Rebekka Kricheldorf bei den Autorentheatertagen 2019 im DT

Vorhang auf, Bühne frei. Und immer schon fair.
Vorhang auf, Bühne frei. Und immer schon fair. Quelle: Pixabay

Berlin, Deutschland (Kulturexpresso). Rebekka Kricheldorf war schon mehrfach zu Gast bei den Autorentheatertagen. Sie schreibt Komödien mit Widerhaken, in denen sie aktuelle Themen aufgreift. Ihr neues Stück erarbeitete sie als „writer in residence“ am Hanse- Wissenschaftskolleg in Delmenhorst. „Das Haus auf Monkey Island“ wurde am Staatstheater Oldenburg uraufgeführt und konnte bei den Autorentheatertagen besichtigt werden.

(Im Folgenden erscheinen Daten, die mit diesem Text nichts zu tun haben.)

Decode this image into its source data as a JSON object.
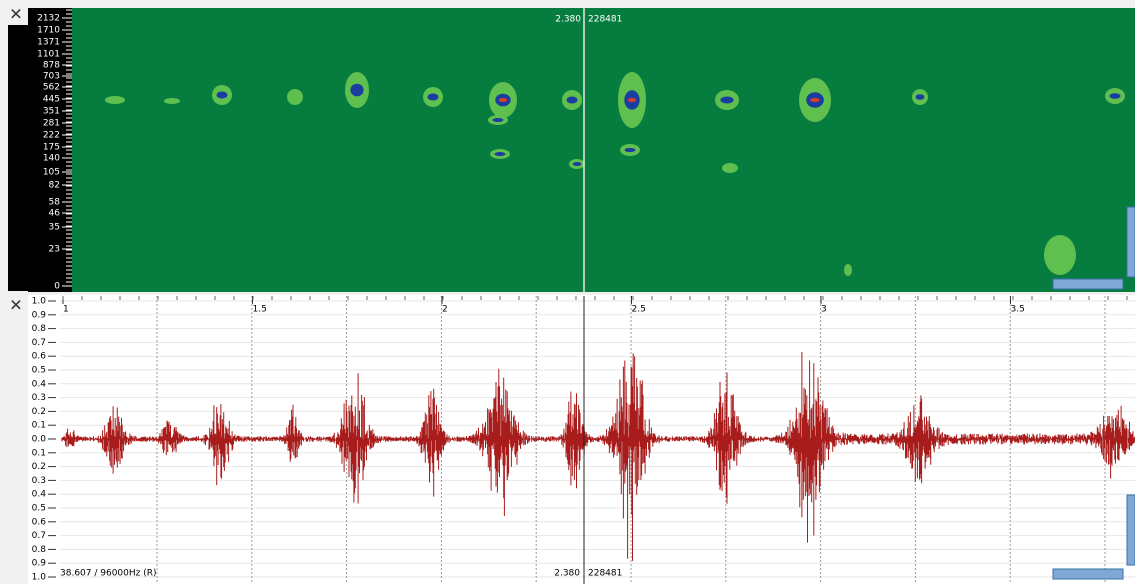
{
  "spectrogram": {
    "close": "✕",
    "freq_labels": [
      "2132",
      "1710",
      "1371",
      "1101",
      "878",
      "703",
      "562",
      "445",
      "351",
      "281",
      "222",
      "175",
      "140",
      "105",
      "82",
      "58",
      "46",
      "35",
      "23",
      "0"
    ],
    "cursor_time": "2.380",
    "cursor_sample": "228481"
  },
  "waveform": {
    "close": "✕",
    "amp_labels": [
      "1.0",
      "0.9",
      "0.8",
      "0.7",
      "0.6",
      "0.5",
      "0.4",
      "0.3",
      "0.2",
      "0.1",
      "0.0",
      "0.1",
      "0.2",
      "0.3",
      "0.4",
      "0.5",
      "0.6",
      "0.7",
      "0.8",
      "0.9",
      "1.0"
    ],
    "time_labels": [
      "1",
      "1.5",
      "2",
      "2.5",
      "3",
      "3.5"
    ],
    "status": "38.607 / 96000Hz (R)",
    "cursor_time": "2.380",
    "cursor_sample": "228481"
  }
}
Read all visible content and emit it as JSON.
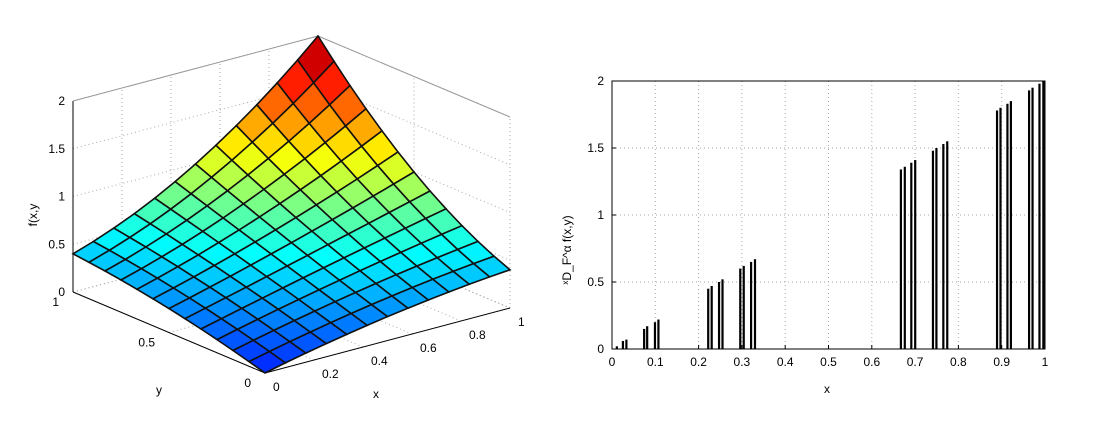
{
  "chart_data": [
    {
      "type": "surface3d",
      "xlabel": "x",
      "ylabel": "y",
      "zlabel": "f(x,y",
      "xlim": [
        0,
        1
      ],
      "ylim": [
        0,
        1
      ],
      "zlim": [
        0,
        2
      ],
      "xticks": [
        "0",
        "0.2",
        "0.4",
        "0.6",
        "0.8",
        "1"
      ],
      "yticks": [
        "0",
        "0.5",
        "1"
      ],
      "zticks": [
        "0",
        "0.5",
        "1",
        "1.5",
        "2"
      ],
      "grid": true,
      "colormap": "jet",
      "surface": {
        "x": [
          0,
          0.5,
          1
        ],
        "y": [
          0,
          0.5,
          1
        ],
        "z": [
          [
            0.0,
            0.25,
            0.4
          ],
          [
            0.25,
            0.6,
            1.0
          ],
          [
            0.4,
            1.0,
            2.0
          ]
        ]
      }
    },
    {
      "type": "bar",
      "xlabel": "x",
      "ylabel": "ˣD_F^α f(x,y)",
      "xlim": [
        0,
        1
      ],
      "ylim": [
        0,
        2
      ],
      "xticks": [
        "0",
        "0.1",
        "0.2",
        "0.3",
        "0.4",
        "0.5",
        "0.6",
        "0.7",
        "0.8",
        "0.9",
        "1"
      ],
      "yticks": [
        "0",
        "0.5",
        "1",
        "1.5",
        "2"
      ],
      "grid": true,
      "x": [
        0.0,
        0.011,
        0.025,
        0.033,
        0.074,
        0.081,
        0.099,
        0.107,
        0.222,
        0.23,
        0.247,
        0.255,
        0.296,
        0.304,
        0.321,
        0.33,
        0.667,
        0.676,
        0.691,
        0.7,
        0.741,
        0.749,
        0.765,
        0.774,
        0.889,
        0.897,
        0.913,
        0.921,
        0.963,
        0.971,
        0.987,
        0.996
      ],
      "values": [
        0.0,
        0.02,
        0.06,
        0.07,
        0.15,
        0.17,
        0.2,
        0.22,
        0.45,
        0.47,
        0.5,
        0.52,
        0.6,
        0.62,
        0.65,
        0.67,
        1.34,
        1.36,
        1.39,
        1.41,
        1.48,
        1.5,
        1.53,
        1.55,
        1.78,
        1.8,
        1.83,
        1.85,
        1.93,
        1.95,
        1.98,
        2.0
      ]
    }
  ]
}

Ein bisschen überfrachtet mit wissenschaftlichen Erkenntnissen ist dieses Stück schon, aber Rebekka Kricheldorf hat es verstanden, den Lehrstoff geschickt in eine spannende Handlung einfließen zu lassen, sodass keine Langeweile aufkommt. Manchmal lassen „Die Physiker“ von Dürrenmatt grüßen, aber dann ist Kristina (Caroline Nagel) doch keine machtbesessene Irre, sondern die einzig Stinknormale im Team der vier Wissenschaftler*innen.

Das Quartett wurde engagiert, um Methoden zu entwickeln, die Konsument*innen dazu bringen können, künstlich hergestelltes Fleisch zu kaufen. Das In-Vitro-Fleisch wäre eine Alternative zur massenhaften Abschlachtung von Tieren und könnte einen segensreichen Beitrag zum Klimaschutz leisten. Doch Argumente reichen nicht aus. Verführung ist nötig, damit das sehr kostspielige Kunstprodukt gekauft wird. Das Belohnungszentrum in den Hirnen der Konsument*innen muss stimuliert werden.

Darüber sind sich die Wissenschaftler*innen schnell einig. Schließlich haben sie selbst gerade einen Job angenommen, der ihnen unwiderstehlich erschien: Sie sind auserwählt, hoch bezahlt und arbeiten auf Monkey Island in einem luxuriösen Haus, dem einzigen Gebäude auf der Trauminsel.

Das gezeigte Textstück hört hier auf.